Do primeiro dia ao último, sempre essa ilusão, esse engano: você pensa que está vivendo – qual! – e todo o tempo você está morrendo. Ninguém vive, todo mundo apenas morre. Acontece somente que o processo de morrer é lento, e a esse acabar-se devagarinho é que os homens chamam de viver. Nasce um menino, por exemplo. Veio roxo e mudo, é um pequeno defunto maltratado. O médico faz as manipulações clássicas, cabeça para baixo, palmada, ar no pulmão – o menino solta um grito agudo e dilacerante e o pai sorri, deslumbrado: "Meu filho está vivendo, começou a viver!" Viver nada, seu idiota, seu filho começou foi a morrer. Sim, desde aquele primeiro instante. Porque vida é um processo negativo, enquanto a morte é que é o processo positivo. Viver é andar para trás, é ceder terreno, é assim como um perde-ganha. A gente faz a conta da idade; quantos anos já viveu? Para que essa conta, senão por um único motivo: para fazer o cálculo provável do quanto ainda nos resta, antes de morrer. A cada ano, a cada dia, a cada hora e minuto, você tem menos vida dentro de si: menos coração, menos veia, menos músculo, menos reserva de fonte de energia. Viver, para resumir, é usar-se. Lanterna de bolso, com a pilha que não se substitui. Acabou-se a pilha, acabou-se tudo, joga fora o casco inútil, que luz não sai mais dali.

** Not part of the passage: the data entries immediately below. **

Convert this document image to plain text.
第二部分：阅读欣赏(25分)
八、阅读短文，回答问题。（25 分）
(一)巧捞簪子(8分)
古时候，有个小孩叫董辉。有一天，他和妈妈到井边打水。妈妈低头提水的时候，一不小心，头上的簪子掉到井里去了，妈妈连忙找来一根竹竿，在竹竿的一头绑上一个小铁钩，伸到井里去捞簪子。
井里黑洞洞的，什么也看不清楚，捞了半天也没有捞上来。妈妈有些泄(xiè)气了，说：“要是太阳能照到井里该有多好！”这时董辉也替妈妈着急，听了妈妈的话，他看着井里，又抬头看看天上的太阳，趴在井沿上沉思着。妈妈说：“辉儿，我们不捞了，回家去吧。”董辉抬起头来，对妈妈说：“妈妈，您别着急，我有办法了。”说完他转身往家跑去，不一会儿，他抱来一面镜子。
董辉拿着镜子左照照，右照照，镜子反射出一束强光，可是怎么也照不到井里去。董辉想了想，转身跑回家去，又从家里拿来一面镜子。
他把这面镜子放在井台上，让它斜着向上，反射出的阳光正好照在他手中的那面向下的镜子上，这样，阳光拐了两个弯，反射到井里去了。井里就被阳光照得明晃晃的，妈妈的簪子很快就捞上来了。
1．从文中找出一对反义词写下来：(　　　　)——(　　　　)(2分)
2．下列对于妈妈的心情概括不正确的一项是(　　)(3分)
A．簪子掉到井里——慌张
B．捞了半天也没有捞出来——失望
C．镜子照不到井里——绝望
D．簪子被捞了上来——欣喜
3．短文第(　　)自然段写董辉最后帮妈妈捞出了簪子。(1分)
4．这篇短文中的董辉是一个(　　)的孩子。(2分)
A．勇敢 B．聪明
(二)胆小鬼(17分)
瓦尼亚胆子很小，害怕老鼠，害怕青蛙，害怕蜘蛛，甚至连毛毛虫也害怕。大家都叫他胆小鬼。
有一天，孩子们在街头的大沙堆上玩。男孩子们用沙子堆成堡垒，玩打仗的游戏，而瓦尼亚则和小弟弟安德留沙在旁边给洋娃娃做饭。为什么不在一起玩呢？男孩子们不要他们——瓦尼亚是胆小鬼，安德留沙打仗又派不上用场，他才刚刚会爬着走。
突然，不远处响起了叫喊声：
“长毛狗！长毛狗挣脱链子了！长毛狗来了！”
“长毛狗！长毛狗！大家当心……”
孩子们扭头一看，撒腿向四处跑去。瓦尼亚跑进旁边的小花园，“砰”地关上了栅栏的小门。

E assim, portanto, não adianta ambição. Você trabalhando por um lado, a morte trabalhando pelo outro, são como duas cobras que se mordem pela cauda. Você se agitando, cuidando que está construindo, enquanto ela, silenciosa, rói sem parar, a estrutura interna, deixando apenas a ilusão da superestrutura: mas é oca, já não tem nada dentro. Você compra, vende, aprende alemão, constrói casa própria e faz ginástica. Tudo isso a serviço de quem se supõe vivo – pelo menos por um prazo; como se o relógio parasse para você gozar um momento a paisagem e o ar bom! Porém, na verdade, você desde o começo é um meio-morto, que aos poucos vai se entregando – todo dia um pedacinho, até a entrega definitiva.

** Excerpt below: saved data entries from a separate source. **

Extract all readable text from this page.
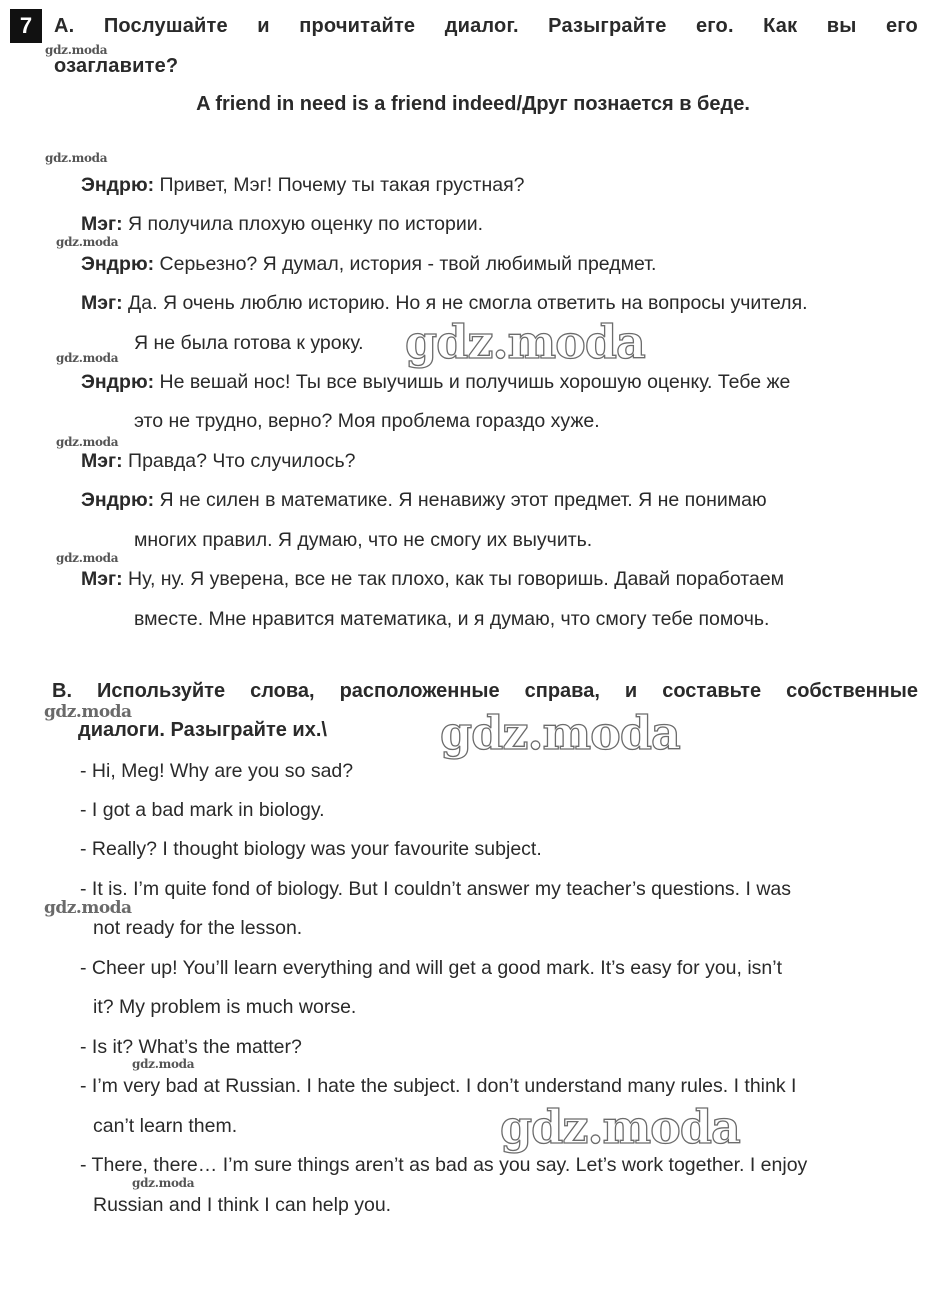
7	A. Послушайте и прочитайте диалог. Разыграйте его. Как вы его
озаглавите?
A friend in need is a friend indeed/Друг познается в беде.
Эндрю: Привет, Мэг! Почему ты такая грустная?
Мэг: Я получила плохую оценку по истории.
Эндрю: Серьезно? Я думал, история - твой любимый предмет.
Мэг: Да. Я очень люблю историю. Но я не смогла ответить на вопросы учителя.
Я не была готова к уроку.
Эндрю: Не вешай нос! Ты все выучишь и получишь хорошую оценку. Тебе же
это не трудно, верно? Моя проблема гораздо хуже.
Мэг: Правда? Что случилось?
Эндрю: Я не силен в математике. Я ненавижу этот предмет. Я не понимаю
многих правил. Я думаю, что не смогу их выучить.
Мэг: Ну, ну. Я уверена, все не так плохо, как ты говоришь. Давай поработаем
вместе. Мне нравится математика, и я думаю, что смогу тебе помочь.
B. Используйте слова, расположенные справа, и составьте собственные
диалоги. Разыграйте их.\
- Hi, Meg! Why are you so sad?
- I got a bad mark in biology.
- Really? I thought biology was your favourite subject.
- It is. I’m quite fond of biology. But I couldn’t answer my teacher’s questions. I was
not ready for the lesson.
- Cheer up! You’ll learn everything and will get a good mark. It’s easy for you, isn’t
it? My problem is much worse.
- Is it? What’s the matter?
- I’m very bad at Russian. I hate the subject. I don’t understand many rules. I think I
can’t learn them.
- There, there… I’m sure things aren’t as bad as you say. Let’s work together. I enjoy
Russian and I think I can help you.
gdz.moda
gdz.moda
gdz.moda
gdz.moda
gdz.moda
gdz.moda
gdz.moda
gdz.moda
gdz.moda
gdz.moda
gdz.moda
gdz.moda
gdz.moda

E depois não adianta orgulho. Você ergue a voz, mas sabe por acaso com o que conta para apoiar a sua arrogância? Talvez na sua caixa do peito só reste um fole vazio. Seu passo é firme, agora, mas pode estar cambaleando dentro de dez minutos. Sabe, talvez você há anos esteja se mantendo de pé apenas por autossugestão.

E escute mais: nem o pudor adianta. Esse ciúme de si mesmo que muitos pensam que é virtude, essa valorização da carne viva, esse mistério, que nem aos olhos amantes se desvenda total, essa fração de corpo secreta e triste que todos escondemos até de nossa própria vista, talvez hoje, talvez daqui a pouco, seja tirada ao seu controle, entregue às mãos dos outros, exposta, manipulada, retratada. E aí, de que serviram tantos anos de recato? Para chegar a tal exibição?

E então para que todo o esforço? Para que glorificar o que é um simples processo de desgaste e enfeitá-lo com paixões, conquistas e esperanças? Se viver é a própria negação da vida, ou a sua destruição, para que sofrer e lutar, enfrentando esse duro caminho que não leva a lugar nenhum? É como nadar de terra para o mar alto. Adiante não há mais nada, só água funda, oceano. Terra não há, nem ilha, nem nova praia; só a água funda, comedeira. Então que loucura é essa de oferecer o peito à vaga, furar a rebentação, cortar a água com os braços? Por mais que se esforce o nadador, mais hora menos hora terá que parar, exausto, mergulhando de vez na onda amarga. Digam, digam para que deixar a praia, se há a certeza de que nada espera o nadador, nada, senão a asfixia final?